Za nami kolejne spotkanie warsztatowe. Tym razem zastanawialiśmy się nad uniwersalnością subgatunku „spowiedź antybohatera”. Odnaleźliśmy Wadima Maslennikowa w Humbercie Humbercie i doktorze Housie. Spowiedzi doszukaliśmy się w Pamiętniku narkomanki i Dzieciach z dworca ZOO. Kinga i Julia – błyskotliwe licealistki z Tychów – udowodniły, iż człowiek (wszak istota grzeszna i niedoskonała) odczuwa potrzebę dokonania aktu spowiedzi i okazania skruchy. Co też dziewczyny uczyniły. Podsłuchu w sali nie było, ujdzie im na sucho.
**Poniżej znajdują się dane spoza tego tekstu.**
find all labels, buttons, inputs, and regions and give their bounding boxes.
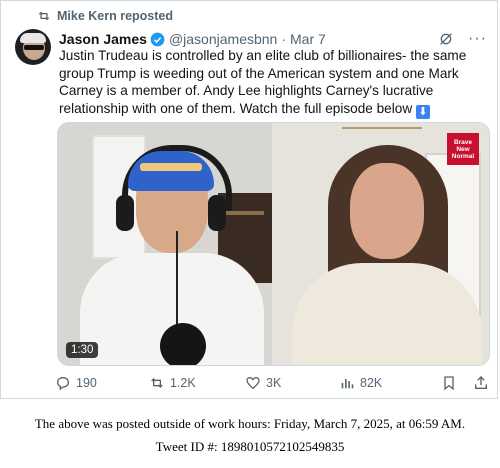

W zawieszeniu pozostał problem czy zło może lec u podstaw statusu ontologicznego człowieka, nawet antybohatera. Kinga w zaparte – nie ma ludzi złych są tylko niesprzyjające okoliczności, Joanna (nasza studentka, rosjoznawca, Ruletkowicz) nonkonformistycznie – coś jednak kusi Housa/Humberta/Wadima do złego. Jeżeli macie w tej kwestii wyrobiony pogląd można go wyrazić w komentarzach. Walczcie o swój głos!
Zapraszam również serdecznie na kolejne spotkanie, podczas którego będziemy marzyć i próbować ująć w słowa doświadczenie cudu. Pomoże w tym Aleksander Grin.